Many dental surgeries including implant surgery, orthognathic surgery etc, have possibility of neurologic injury. As neurosensory dysfunction has no definitive treatment modality and shows slow recovery, patients have discomforts and make the legal conflicts with surgeons. The purpose of this study was to survey the types and subjective evaluation of patients with neurosensory dysfuction after dental surgery. This study included 66 patients with postoperative neurosensory dysfunction who were operated at Seoul National University Bundang Hospital from Dec 2003 to Jun 2007. Male were 28 and female were 38. Age was from 17 to 74 years old.
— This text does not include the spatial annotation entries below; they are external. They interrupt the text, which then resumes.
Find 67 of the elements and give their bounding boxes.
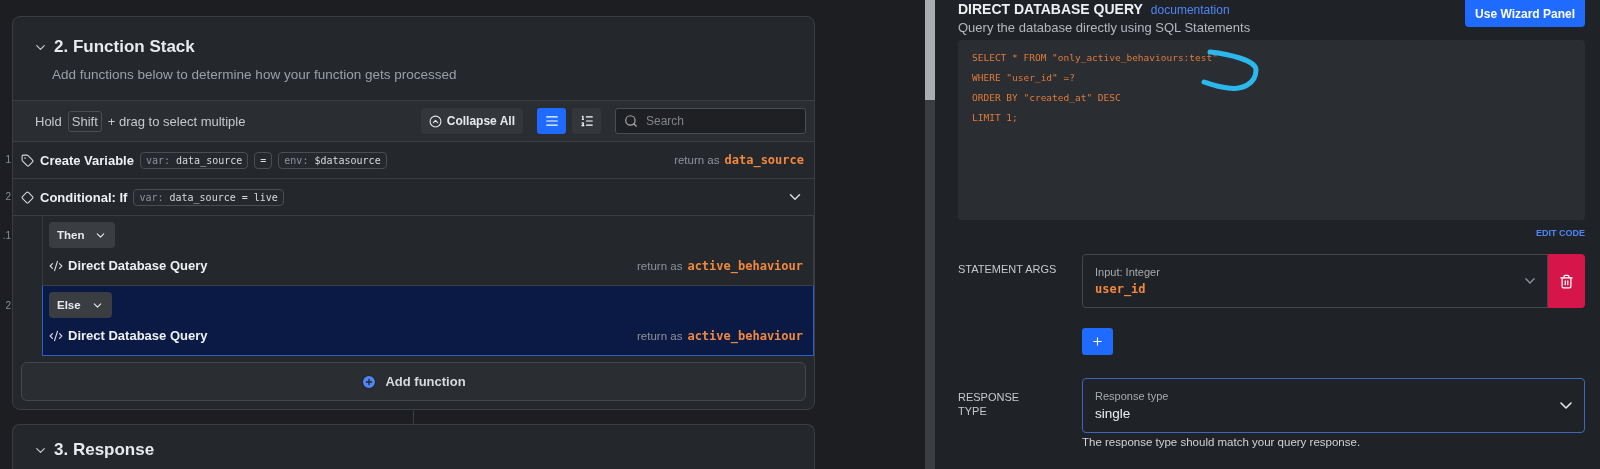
numbered-view-button[interactable] (572, 108, 601, 134)
diamond-icon (21, 190, 34, 204)
branch-step[interactable]: Then Direct Database Query return as active_behaviour (42, 216, 814, 286)
field-label: STATEMENT ARGS (958, 262, 1058, 276)
section-subtitle: Add functions below to determine how your function gets processed (51, 67, 458, 82)
hint-text: + drag to select multiple (107, 113, 246, 129)
documentation-link[interactable]: documentation (1150, 3, 1230, 17)
return-label: return as (637, 259, 683, 272)
collapse-icon (428, 114, 442, 128)
scrollbar[interactable] (925, 0, 935, 469)
return-label: return as (674, 154, 720, 166)
section-title: 2. Function Stack (54, 37, 195, 57)
step-title: Direct Database Query (68, 328, 208, 343)
step-title: Conditional: If (40, 189, 128, 205)
argument-value: user_id (1095, 282, 1147, 296)
delete-button[interactable] (1548, 254, 1585, 308)
branch-step[interactable]: Else Direct Database Query return as active_behaviour (42, 286, 814, 356)
search-icon (624, 114, 638, 128)
plus-icon (1091, 335, 1104, 348)
return-variable: active_behaviour (687, 328, 803, 343)
return-label: return as (637, 329, 683, 342)
select-value: single (1095, 406, 1132, 421)
field-caption: Input: Integer (1095, 266, 1161, 278)
return-variable: active_behaviour (687, 258, 803, 273)
plus-icon (361, 373, 378, 390)
numbered-list-icon (579, 114, 594, 128)
code-line: LIMIT 1; (972, 112, 1019, 124)
code-line: SELECT * FROM "only_active_behaviours:test" (972, 52, 1219, 64)
code-icon (49, 328, 63, 343)
code-pill: env: $datasource (278, 151, 387, 169)
return-variable: data_source (724, 153, 804, 167)
step-title: Create Variable (40, 152, 134, 168)
list-icon (544, 114, 559, 128)
section-title: 3. Response (54, 440, 155, 460)
add-function-button[interactable]: Add function (21, 362, 806, 401)
list-view-button[interactable] (537, 108, 566, 134)
branch-dropdown[interactable]: Then (49, 222, 116, 248)
code-line: WHERE "user_id" =? (972, 72, 1076, 84)
wizard-panel-button[interactable]: Use Wizard Panel (1465, 0, 1585, 27)
hint-text: Hold (35, 113, 62, 129)
caret-icon (1560, 401, 1572, 410)
field-label: RESPONSE TYPE (958, 390, 1021, 418)
collapse-all-button[interactable]: Collapse All (420, 108, 523, 134)
step-title: Direct Database Query (68, 258, 208, 273)
edit-code-link[interactable]: EDIT CODE (1536, 228, 1585, 238)
panel-subtitle: Query the database directly using SQL Statements (958, 20, 1251, 35)
caret-icon (1525, 278, 1535, 284)
code-editor[interactable]: SELECT * FROM "only_active_behaviours:test" WHERE "user_id" =? ORDER BY "created_at" DESC LIMIT 1; (958, 40, 1585, 220)
response-type-select[interactable]: Response type single (1082, 378, 1585, 433)
panel-title: DIRECT DATABASE QUERY (958, 1, 1143, 17)
line-number: 2 (4, 300, 11, 311)
code-pill: = (254, 151, 273, 169)
line-number: 1 (4, 154, 11, 165)
code-line: ORDER BY "created_at" DESC (972, 92, 1122, 104)
shift-key: Shift (67, 110, 102, 132)
search-field[interactable]: Search (615, 108, 806, 134)
trash-icon (1559, 273, 1574, 289)
line-number: .1 (1, 230, 11, 241)
line-number: 2 (4, 191, 11, 202)
helper-text: The response type should match your query response. (1082, 436, 1362, 448)
code-icon (49, 258, 63, 273)
branch-dropdown[interactable]: Else (49, 292, 112, 318)
tag-icon (21, 153, 34, 167)
code-pill: var: data_source (139, 151, 249, 169)
field-caption: Response type (1095, 390, 1170, 402)
code-pill: var: data_source = live (133, 188, 284, 206)
argument-select[interactable]: Input: Integer user_id (1082, 254, 1548, 308)
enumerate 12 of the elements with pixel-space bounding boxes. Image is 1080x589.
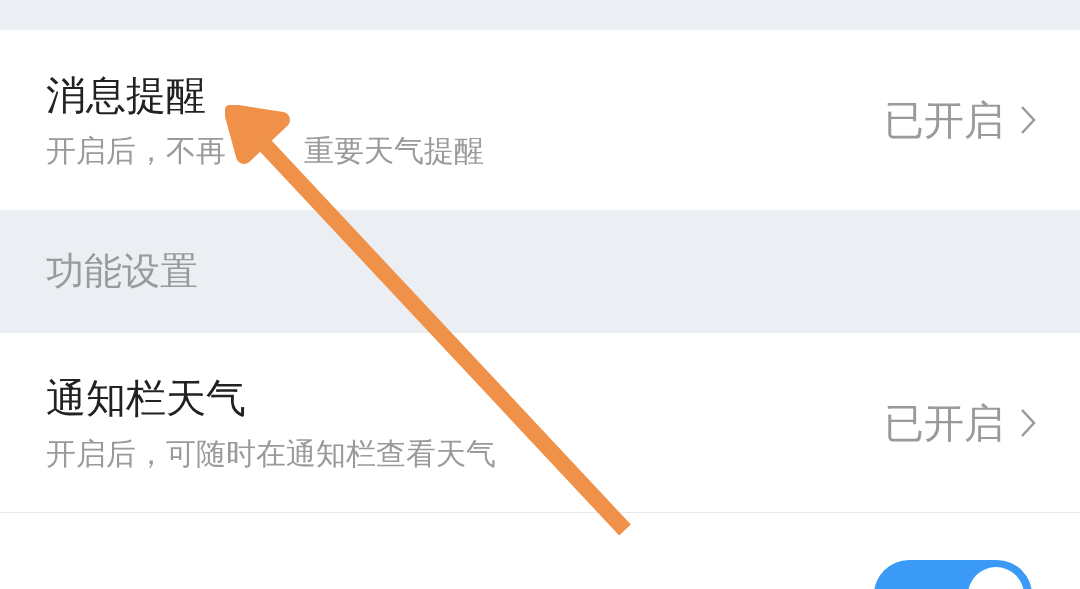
row-title: 消息提醒 <box>46 71 207 119</box>
section-header: 功能设置 <box>46 248 198 295</box>
settings-row[interactable]: 消息提醒 开启后，不再 重要天气提醒 已开启 <box>0 30 1080 210</box>
row-title: 通知栏天气 <box>46 373 247 422</box>
row-description: 重要天气提醒 <box>304 133 484 169</box>
settings-row[interactable]: 通知栏天气 开启后，可随时在通知栏查看天气 已开启 <box>0 333 1080 513</box>
row-status: 已开启 <box>884 96 1004 145</box>
row-description: 开启后，可随时在通知栏查看天气 <box>46 435 497 472</box>
row-description: 开启后，不再 <box>46 133 226 169</box>
chevron-icon <box>1020 105 1036 135</box>
row-status: 已开启 <box>884 398 1004 448</box>
chevron-icon <box>1020 407 1036 438</box>
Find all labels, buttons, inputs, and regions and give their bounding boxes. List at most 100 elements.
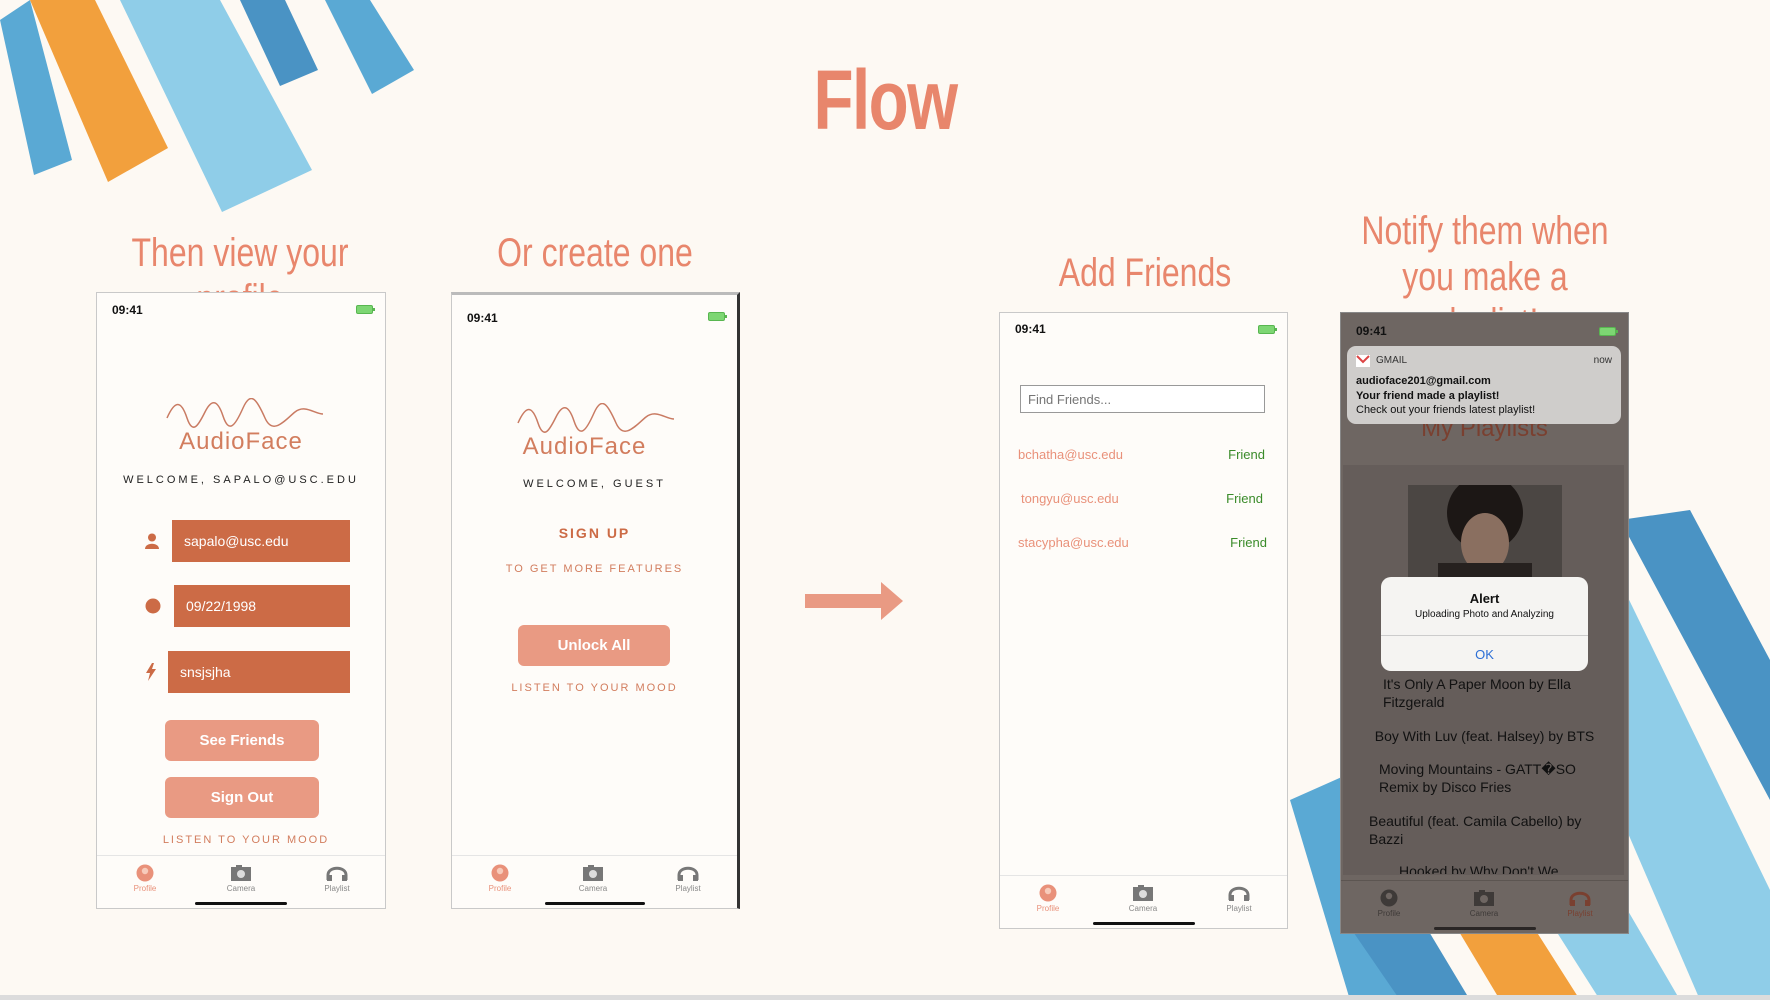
headphones-tab-icon bbox=[677, 866, 699, 881]
song-item[interactable]: Hooked by Why Don't We bbox=[1399, 862, 1606, 874]
waveform-logo-icon bbox=[517, 403, 675, 433]
friend-row[interactable]: tongyu@usc.edu Friend bbox=[1021, 491, 1263, 506]
tab-profile-label: Profile bbox=[488, 884, 512, 893]
unlock-all-button[interactable]: Unlock All bbox=[518, 625, 670, 666]
sign-up-link[interactable]: SIGN UP bbox=[452, 525, 737, 541]
tab-bar: Profile Camera Playlist bbox=[97, 855, 385, 908]
tab-camera[interactable]: Camera bbox=[1454, 889, 1514, 918]
song-item[interactable]: Boy With Luv (feat. Halsey) by BTS bbox=[1363, 727, 1606, 745]
status-time: 09:41 bbox=[1356, 324, 1387, 338]
status-time: 09:41 bbox=[1015, 322, 1046, 336]
friend-status: Friend bbox=[1230, 535, 1267, 550]
phone-guest-screen: 09:41 AudioFace WELCOME, GUEST SIGN UP T… bbox=[451, 292, 740, 909]
headphones-tab-icon bbox=[1228, 886, 1250, 901]
tab-camera[interactable]: Camera bbox=[211, 864, 271, 893]
friend-email: tongyu@usc.edu bbox=[1021, 491, 1119, 506]
phone-profile-screen: 09:41 AudioFace WELCOME, SAPALO@USC.EDU … bbox=[96, 292, 386, 909]
tab-playlist[interactable]: Playlist bbox=[1209, 884, 1269, 913]
user-icon bbox=[145, 533, 159, 549]
tab-profile[interactable]: Profile bbox=[470, 864, 530, 893]
friend-row[interactable]: stacypha@usc.edu Friend bbox=[1018, 535, 1267, 550]
home-indicator bbox=[544, 902, 645, 905]
welcome-text: WELCOME, SAPALO@USC.EDU bbox=[123, 474, 359, 486]
tab-playlist[interactable]: Playlist bbox=[658, 864, 718, 893]
alert-ok-button[interactable]: OK bbox=[1381, 647, 1588, 662]
camera-tab-icon bbox=[583, 865, 603, 881]
profile-tab-icon bbox=[1039, 884, 1057, 902]
tab-profile[interactable]: Profile bbox=[1359, 889, 1419, 918]
tab-camera[interactable]: Camera bbox=[563, 864, 623, 893]
tab-playlist[interactable]: Playlist bbox=[1550, 889, 1610, 918]
tab-bar: Profile Camera Playlist bbox=[1000, 875, 1287, 928]
tab-profile[interactable]: Profile bbox=[115, 864, 175, 893]
tab-profile-label: Profile bbox=[133, 884, 157, 893]
gmail-icon bbox=[1356, 355, 1370, 367]
caption-friends: Add Friends bbox=[1058, 251, 1232, 295]
sign-out-button[interactable]: Sign Out bbox=[165, 777, 319, 818]
waveform-logo-icon bbox=[166, 398, 324, 428]
tagline: LISTEN TO YOUR MOOD bbox=[511, 682, 678, 694]
see-friends-button[interactable]: See Friends bbox=[165, 720, 319, 761]
phone-playlist-screen: 09:41 My Playlists It's Only A Paper Moo… bbox=[1340, 312, 1629, 934]
caption-create: Or create one bbox=[497, 231, 693, 275]
welcome-text: WELCOME, GUEST bbox=[523, 478, 666, 490]
find-friends-input[interactable] bbox=[1020, 385, 1265, 413]
friend-row[interactable]: bchatha@usc.edu Friend bbox=[1018, 447, 1265, 462]
bottom-rule bbox=[0, 995, 1770, 1000]
brand-name: AudioFace bbox=[179, 428, 303, 455]
tab-camera-label: Camera bbox=[578, 884, 608, 893]
tab-profile[interactable]: Profile bbox=[1018, 884, 1078, 913]
alert-dialog: Alert Uploading Photo and Analyzing OK bbox=[1381, 577, 1588, 671]
bolt-icon bbox=[146, 663, 156, 681]
alert-message: Uploading Photo and Analyzing bbox=[1415, 609, 1554, 620]
battery-icon bbox=[708, 312, 727, 321]
battery-icon bbox=[356, 305, 375, 314]
page-title: Flow bbox=[813, 53, 959, 147]
tab-playlist-label: Playlist bbox=[675, 884, 701, 893]
profile-tab-icon bbox=[136, 864, 154, 882]
brand-name: AudioFace bbox=[522, 433, 647, 460]
friend-email: stacypha@usc.edu bbox=[1018, 535, 1129, 550]
password-field[interactable]: snsjsjha bbox=[168, 651, 350, 693]
home-indicator bbox=[1092, 922, 1195, 925]
phone-friends-screen: 09:41 bchatha@usc.edu Friend tongyu@usc.… bbox=[999, 312, 1288, 929]
profile-tab-icon bbox=[1380, 889, 1398, 907]
notification-title: Your friend made a playlist! bbox=[1356, 390, 1500, 402]
tab-camera[interactable]: Camera bbox=[1113, 884, 1173, 913]
tab-playlist-label: Playlist bbox=[1567, 909, 1593, 918]
tab-camera-label: Camera bbox=[226, 884, 256, 893]
friend-status: Friend bbox=[1228, 447, 1265, 462]
tab-profile-label: Profile bbox=[1036, 904, 1060, 913]
friend-status: Friend bbox=[1226, 491, 1263, 506]
birthday-dot-icon bbox=[145, 598, 161, 614]
headphones-tab-icon bbox=[326, 866, 348, 881]
camera-tab-icon bbox=[1474, 890, 1494, 906]
tab-bar: Profile Camera Playlist bbox=[452, 855, 737, 908]
caption-notify-line1: Notify them when bbox=[1361, 209, 1609, 253]
headphones-tab-icon bbox=[1569, 891, 1591, 906]
tab-camera-label: Camera bbox=[1469, 909, 1499, 918]
battery-icon bbox=[1599, 327, 1618, 336]
home-indicator bbox=[1433, 927, 1536, 930]
alert-divider bbox=[1381, 635, 1588, 636]
friend-email: bchatha@usc.edu bbox=[1018, 447, 1123, 462]
song-item[interactable]: Moving Mountains - GATT�SO Remix by Disc… bbox=[1379, 760, 1606, 796]
song-item[interactable]: It's Only A Paper Moon by Ella Fitzgeral… bbox=[1383, 675, 1606, 711]
subtitle-text: TO GET MORE FEATURES bbox=[505, 563, 684, 575]
notification-app: GMAIL bbox=[1376, 355, 1408, 366]
camera-tab-icon bbox=[231, 865, 251, 881]
status-time: 09:41 bbox=[467, 311, 498, 325]
notification-banner[interactable]: GMAIL now audioface201@gmail.com Your fr… bbox=[1347, 346, 1621, 424]
notification-time: now bbox=[1593, 355, 1612, 366]
notification-sender: audioface201@gmail.com bbox=[1356, 375, 1491, 387]
home-indicator bbox=[195, 902, 287, 905]
tab-playlist-label: Playlist bbox=[324, 884, 350, 893]
tab-camera-label: Camera bbox=[1128, 904, 1158, 913]
battery-icon bbox=[1258, 325, 1277, 334]
song-item[interactable]: Beautiful (feat. Camila Cabello) by Bazz… bbox=[1369, 812, 1606, 848]
tab-profile-label: Profile bbox=[1377, 909, 1401, 918]
email-field[interactable]: sapalo@usc.edu bbox=[172, 520, 350, 562]
birthdate-field[interactable]: 09/22/1998 bbox=[174, 585, 350, 627]
profile-tab-icon bbox=[491, 864, 509, 882]
tab-playlist[interactable]: Playlist bbox=[307, 864, 367, 893]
The results of subjective evaluation of neurosensory dysfunction were as followings. 1. The sites of the altered sensation were chin, lip, tooth, tongue and so on. 2. 40.7% of the patients didn't explain accurately about their symptoms. 29.2% of the patients expressed anesthesia and 26.2% mild discomfort. 3. The altered sensation was expressed mostly in touching, mastication and speaking. 52.3% of the patients suggested that their symptoms always existed. 4. Neuropathic pain existed in 44.6% of the patients. 48.3% of the patients suggested that pain was triggered by touching. Neuropathic pain always existed in 41.4% of the patients. 5. Patients showed negative responses on the question that they will take operations which cause the risk of neurosensory dysfunction in the future. The objective and subjective evaluation about the altered sensation after nerve injury nerver coincide. The subjective complaint can affect the result of treatment and daily life negatively.